Dollar retreats further on trade war woes

The U.S. dollar continued its decline on Wednesday, reflecting ongoing unease over trade tensions and the uncertainty spurred by the Trump administration’s latest moves. Confidence in the world's largest economy is wavering, and that sentiment is weighing heavily on the greenback.
At 04:40 ET (08:40 GMT), the Dollar Index—which measures the dollar against six major currencies—dropped 0.5% to 99.452. This marks a decline of over 8% so far this year.
Recent actions by the Trump administration have intensified the trade war with China, the two largest economies. President Trump has launched an investigation into new tariffs on all major U.S. critical mineral imports, mainly sourced from China, further deepening global trade uncertainties. Earlier this month, he initiated a bitter trade conflict by raising tariffs on Chinese goods to a total of 145%, prompting China to hit back with a 125% duty on U.S. products.
Market watchers are keeping an eye on data about China’s U.S. Treasury holdings for February, hoping to see if Beijing is offloading its assets due to the escalating trade conflict. “We doubt there will be a significant change in China’s $760 billion holdings, but if there is, it could trigger more U.S. Treasury and dollar selling,” noted analysts at ING.
In addition, attention is focused on U.S. retail sales data, which will be released later today. This is followed by a speech from Federal Reserve Chair Jerome Powell. If Powell’s remarks maintain a similarly dovish tone to those of Fed Governor Christopher Waller on Tuesday, it might further pressure the dollar, ING added.

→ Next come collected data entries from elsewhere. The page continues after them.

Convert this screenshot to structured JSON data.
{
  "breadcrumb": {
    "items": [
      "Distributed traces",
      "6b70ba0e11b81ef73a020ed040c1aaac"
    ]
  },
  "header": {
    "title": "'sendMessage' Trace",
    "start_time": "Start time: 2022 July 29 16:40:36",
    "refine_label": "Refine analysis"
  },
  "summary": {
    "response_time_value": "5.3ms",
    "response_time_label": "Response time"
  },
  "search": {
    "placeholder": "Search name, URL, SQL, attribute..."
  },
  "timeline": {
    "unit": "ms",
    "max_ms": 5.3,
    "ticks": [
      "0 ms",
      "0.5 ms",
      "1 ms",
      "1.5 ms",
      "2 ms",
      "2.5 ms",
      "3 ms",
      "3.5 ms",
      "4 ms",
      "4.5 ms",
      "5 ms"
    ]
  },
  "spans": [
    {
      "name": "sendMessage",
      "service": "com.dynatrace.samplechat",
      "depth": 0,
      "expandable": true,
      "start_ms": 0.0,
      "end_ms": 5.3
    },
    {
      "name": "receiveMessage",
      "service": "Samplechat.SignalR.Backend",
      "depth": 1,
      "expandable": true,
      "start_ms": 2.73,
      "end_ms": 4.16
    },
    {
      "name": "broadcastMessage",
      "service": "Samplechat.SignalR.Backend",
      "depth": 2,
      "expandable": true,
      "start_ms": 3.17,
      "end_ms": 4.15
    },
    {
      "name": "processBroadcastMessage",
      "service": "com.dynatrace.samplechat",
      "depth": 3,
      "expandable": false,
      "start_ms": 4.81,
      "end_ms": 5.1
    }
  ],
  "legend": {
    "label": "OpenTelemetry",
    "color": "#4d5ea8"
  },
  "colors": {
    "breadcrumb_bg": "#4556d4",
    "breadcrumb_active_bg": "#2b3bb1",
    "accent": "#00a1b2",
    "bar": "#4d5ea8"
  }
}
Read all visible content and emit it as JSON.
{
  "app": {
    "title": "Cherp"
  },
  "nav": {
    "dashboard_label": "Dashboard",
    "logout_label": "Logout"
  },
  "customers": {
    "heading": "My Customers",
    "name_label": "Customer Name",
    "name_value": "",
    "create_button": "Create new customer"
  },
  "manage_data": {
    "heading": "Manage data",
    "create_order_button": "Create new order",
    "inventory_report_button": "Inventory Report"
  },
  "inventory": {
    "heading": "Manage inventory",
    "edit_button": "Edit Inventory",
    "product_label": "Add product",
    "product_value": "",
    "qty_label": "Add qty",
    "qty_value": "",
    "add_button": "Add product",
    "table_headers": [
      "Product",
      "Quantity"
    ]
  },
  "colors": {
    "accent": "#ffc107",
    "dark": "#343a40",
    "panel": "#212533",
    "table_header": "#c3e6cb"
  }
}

Meanwhile, the euro continued to recover, with EUR/USD climbing 0.7% to 1.1364. After last week’s surge to a three-year high of 1.1474, the euro is drawing renewed support. Eurozone inflation data, set to be released later, is expected to show a slight cooling to 2.2% annual growth in March from 2.3% in February. This may prompt the European Central Bank to agree on a 25-basis-point rate cut, lowering the deposit rate to 2.25%. “EUR/USD might have already hit a short-term low and could test the 1.1500 level soon,” said ING.
The British pound also strengthened, trading 0.5% higher at 1.3283 against the dollar, nearing a six-month high. Despite lower inflation in the UK—with the consumer price index falling to 2.6% in March from 2.8% in February—the pound benefits from a soft dollar environment. Analysts expect that the Bank of England might consider a rate cut at its May meeting. ING mentioned that while the current focus is on the soft dollar, the pound may reach last year’s high of 1.3430 in the near future.
Yuan slips lower despite strong growth data
In Asia, USD/JPY fell by 0.5% to 142.49, as the Japanese yen remained in demand as a safe haven. Meanwhile, USD/CNY inched up 0.1% to 7.3236. Ongoing trade tensions between the U.S. and China continue to put pressure on the Chinese currency.
Chinese economic data for the first quarter of 2025 came in above expectations. China’s GDP grew by 5.4% year-on-year, surpassing the forecast of 5.2%. In addition, industrial production in March surged by 7.7%, far exceeding estimates, as producers rushed to export ahead of steep U.S. tariffs scheduled for April 2. Retail sales were also up by 5.9%, buoyed by Beijing’s stimulus efforts to boost consumption.